Solo un’azione creativa, che si sottrae alla reazione mimetica, uguale e contraria, spiazzando il proprio interlocutore e mostrandogli un’altra possibilità, rende possibile la differenza evangelica nella gestione delle relazioni tra soggetti diversi. L’ecumenismo non è un esercizio diplomatico per addetti ai lavori; è un modo di vivere la fede che si fa carico dell’altro, che riconosce la pluralità costitutiva della fede cristiana – attestata nelle Scritture stesse: una biblioteca di tanti libri, in dialogo dialettico tra loro.
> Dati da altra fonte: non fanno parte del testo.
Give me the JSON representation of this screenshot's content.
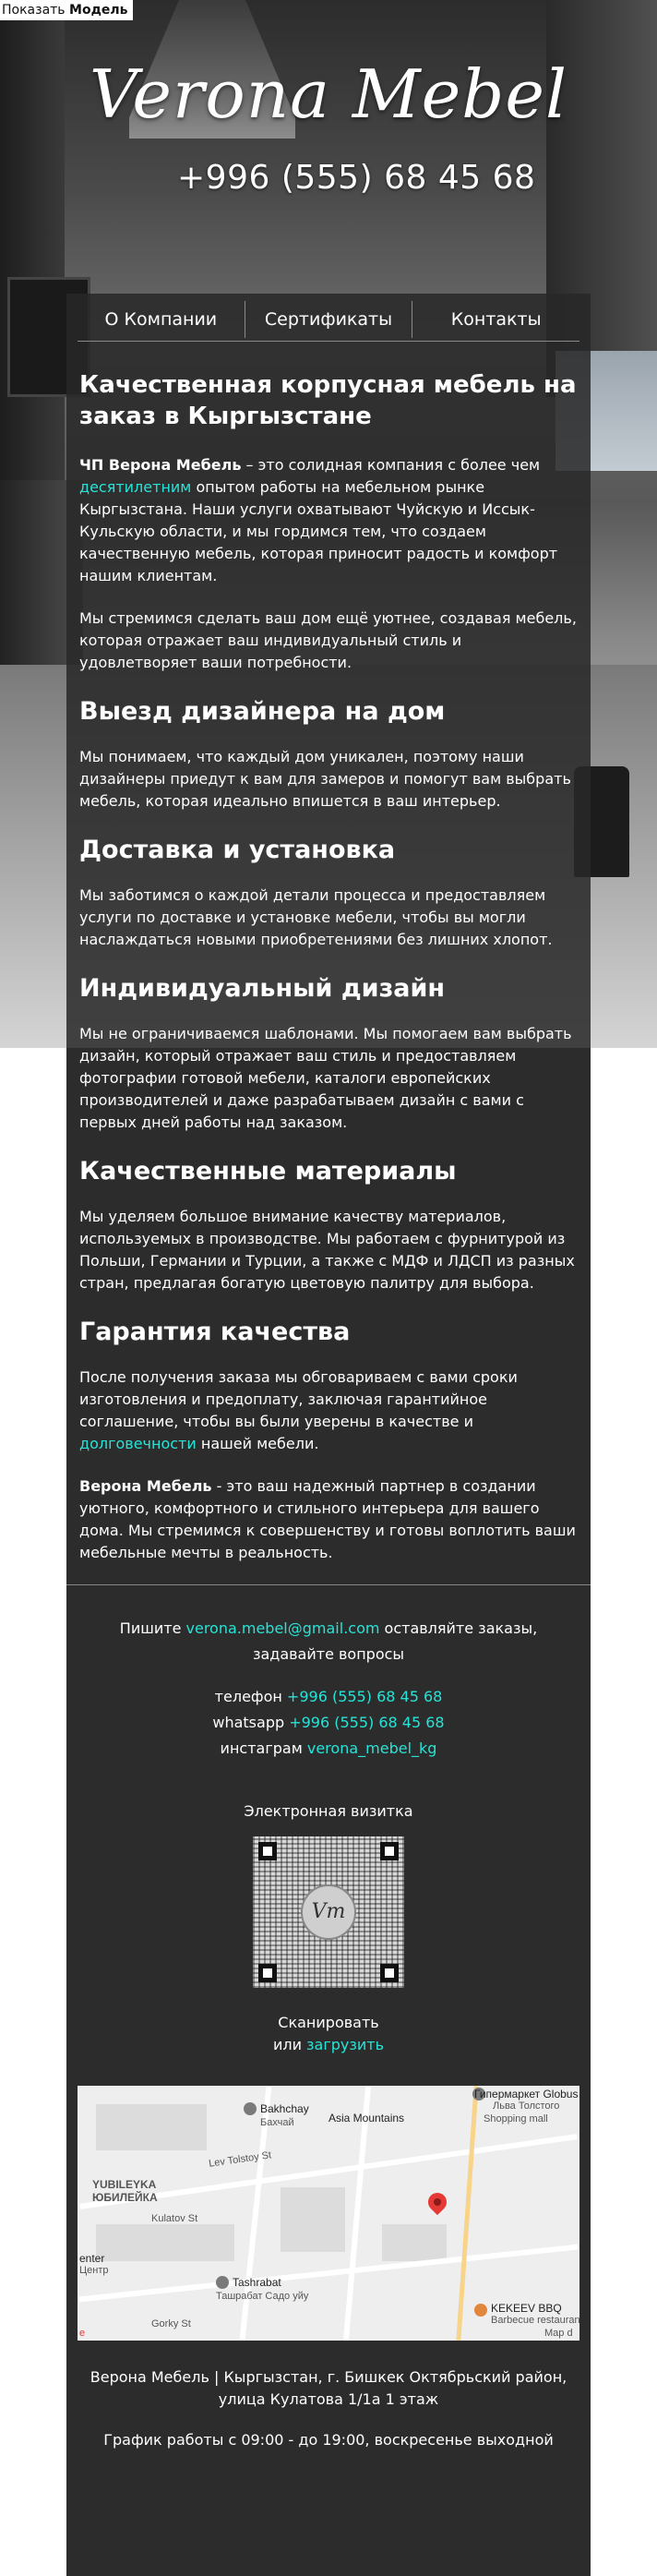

E che si attrezza a vivere questa fede imparando a disinnescare le derive escludenti e persino violente del conflitto tra i diversi punti di vista; e proponendo soluzioni creative, che nascono dall’ascolto attento e paziente dell’altro. Come chiese, dopo secoli di inimicizie, stiamo maturando una sapienza relazionale che, ora, partendo da noi ma per poi andare oltre i territori ecclesiali, occorre spendere concretamente nei diversi scenari storici che sono la pasta in cui mischiare il lievito dell’evangelo. Il provare a farlo insieme, come chiese diverse, non più preoccupate di affermare il proprio ruolo, di difendere il proprio interesse, sarebbe un contributo non indifferente alla causa della pace, vero e proprio segno di quel Regno di Dio che osiamo annunciare in mezzo a noi.